Practical Implications
For everyone working in US federal proceedings, it is crucial to check, before any filing, the locally applicable standing orders on AI to check, because disclosure, certification, and audit obligations vary. Every AI output must be verified against reliable sources, because Rule-11-Sanktionen are real. It is important to use privacy-compliant tools, as the AO emphasizes procurement, security, and accountability. From an evidentiary perspective, the development of FRE 707 needs to be monitored, as the hurdle for machine-generated outputs will rise.
Quelle: YouTube
Open questions concern the final form and accessibility of the final federal guidelines, as the AO refers to interim guidance and the full text has not yet been published.
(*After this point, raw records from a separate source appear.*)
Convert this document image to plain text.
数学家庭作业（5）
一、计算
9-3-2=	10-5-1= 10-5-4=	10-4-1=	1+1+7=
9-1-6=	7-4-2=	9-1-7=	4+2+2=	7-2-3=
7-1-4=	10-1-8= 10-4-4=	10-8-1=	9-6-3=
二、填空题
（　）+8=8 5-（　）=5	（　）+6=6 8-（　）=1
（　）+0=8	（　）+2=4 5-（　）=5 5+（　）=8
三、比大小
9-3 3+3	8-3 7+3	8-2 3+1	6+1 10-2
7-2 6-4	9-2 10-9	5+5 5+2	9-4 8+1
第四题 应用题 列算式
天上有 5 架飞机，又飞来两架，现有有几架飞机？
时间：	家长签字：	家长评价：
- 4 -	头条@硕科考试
Also the final version of FRE 707 after the commentary and its interaction with Rule 702 in everyday practice is still unclear. Additionally, the systematic recording of future AI misfunctions by courts remains an open question, as the AO currently does not report national statistics outside of certain insolvency contexts.

Quelle: freepik.com
The courtroom of the future: Technology as an integral part of legal decision-making.
Conclusion and Outlook
The development shows a clear trajectory: permitted use of AI with clear human responsibility, increasing transparency in pleadings, and growing evidentiary certainty through FRE 707. . For practitioners, this means knowing local requirements, using AI wisely and sparingly, independently validating every output, and actively tracking developments in evidentiary and professional conduct law. The Stanford-Übersicht, these Kommentierungsphase zu FRE 707 ABA-Ethik-Leitlinien are important points of contact.